Die vom Investmentmilliardär George Soros gegründete „Open Society Foundations“ (OSF) soll ihre Niederlassung in Budapest verlassen und stattdessen eine neue in der deutschen Hauptstadt Berlin gründen.

OSF verlässt Budapest

In einem Interview mit der „Presse“ vom 19. April kündigte OSF-Präsident Patrick Gaspard an, die 1984 gegründete Niederlassung in Budapest abzuziehen.

Der Abzug ist offensichtlich eine Folge konstanter Debatten zwischen Soros und dem ungarischen Ministerpräsidenten Viktor Orbán.

„Stop Soros“-Gesetz

Erst am 15. März – zwei Wochen nach seiner Wiederwahl – hatte Orbán angekündigt, dass er nach der Wahl vorhabe, „moralische, politische und juristische Wiedergutmachung“ von allen erklärten – oder als solche assimilierten – Anhängern George Soros’ sowie von dessen Netzwerken zu verlangen, berichtet die „Visegrad Post“.

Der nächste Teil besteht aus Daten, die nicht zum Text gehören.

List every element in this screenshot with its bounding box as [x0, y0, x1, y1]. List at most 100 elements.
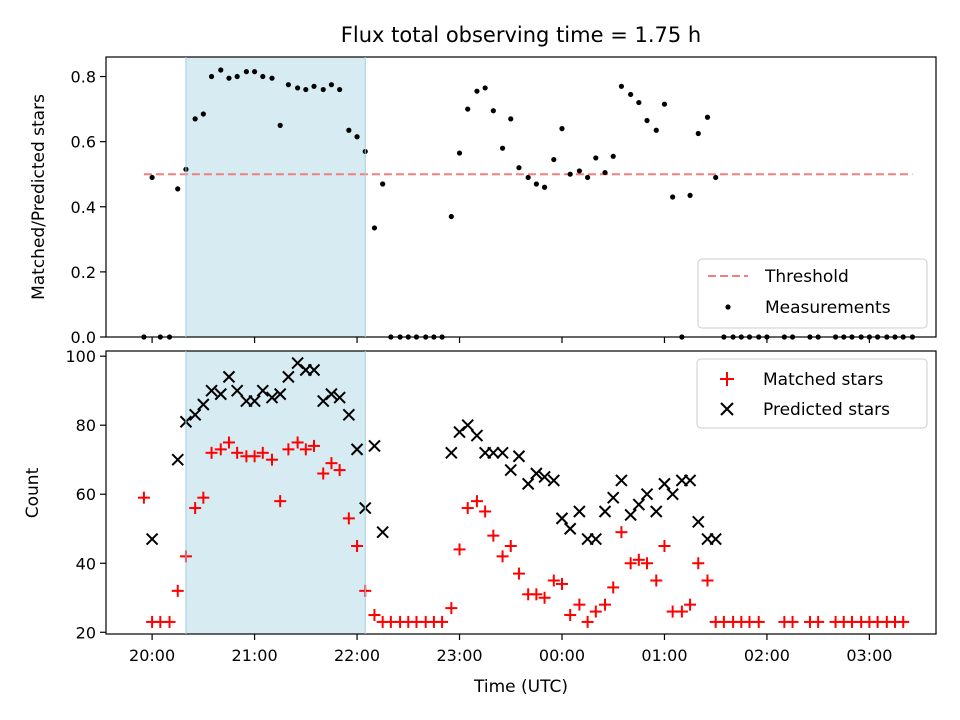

Ein weiterer Grund für den Abzug dürfte eine neue Steuer sein – eine Konsequenz aus dem von Viktor Orbán geforderten, so genannten „Stop Soros“-Gesetzes.

Hohe Steuer für Migranten-NGOs

Demnach sollen ausländische Einnahmen migrationsfördernder NGOs mit 25 Prozent besteuert werden. Zum Vergleich: Ungarn hebt eine Körperschaftssteuer von 9 Prozent und eine „Flat Tax“-Einkommenssteuer in Höhe von pauschalen 15 Prozent ein.

Ungarns Außenminister kritisiert VdB

Der österreichische Bundespräsident Alexander Van der Bellen lobte Soros vor kurzem umfassend, nannte ihn in einem „profil“-Interview einen „Vertreter der Zivilgesellschaft und einen Philanthropen“. Die Kritik an ihm sei zudem „völlig verfehlt“.

Ungarns Außenminister Peter Szijjarto kommentierte: Van der Bellen wolle ein „mit Migranten überflutetes Österreich“. Soros würde nicht „die europäischen Menschen vertreten, sondern die Migranten und vor allem seine eigenen Interessen„, wird Szijjarto zitiert.

Der Soros-Plan

Tatsächlich verfasste Soros einen Plan, der unter anderem die vollständige Grenzaufhebung in der Europäischen Union beinhaltet. Es ist ein sechs Bestandteile umfassender „Umbau des Asylsystems“ (hier nachzulesen).

„Wochenblick.at“-Chefredakteur Johannes Schüller berichtete ausführlich zu den Umtrieben des US-Milliardärs.

Kommt Soros-Uni nach Wien?

Im März mehrten sich bereits Gerüchte, wonach eine Privatuniversität des Milliardärs nach Wien übersiedeln soll. Sowohl die in Wien regierende rot-grüne Regierung als auch die NEOS freuten sich über die geplante Ansiedlung.

Michael Häupl sprach laut Kurier von einer „Jahrhundertchance für Wien“ und die grüne Vizebürgermeisterin Maria Vassilakou hält die Neuansiedelung der Uni gar für ein „Best-Case-Szenario“.

Zensur in Sozialen Medien

Google und Facebook sind für Soros richtige „Erzfeinde“. Diese sozialen Medien haben ein Machtmonopol, das Demokratie und die „Integrität von Wahlen“ untergrabe, sagte er anlässlich des Weltwirtschaftsforums in Davos im Januar.

Durch Regulierung und Besteuerung müsse man daher die Monopole dieser Internet-Plattformen brechen – er hoffe dabei auf die EU.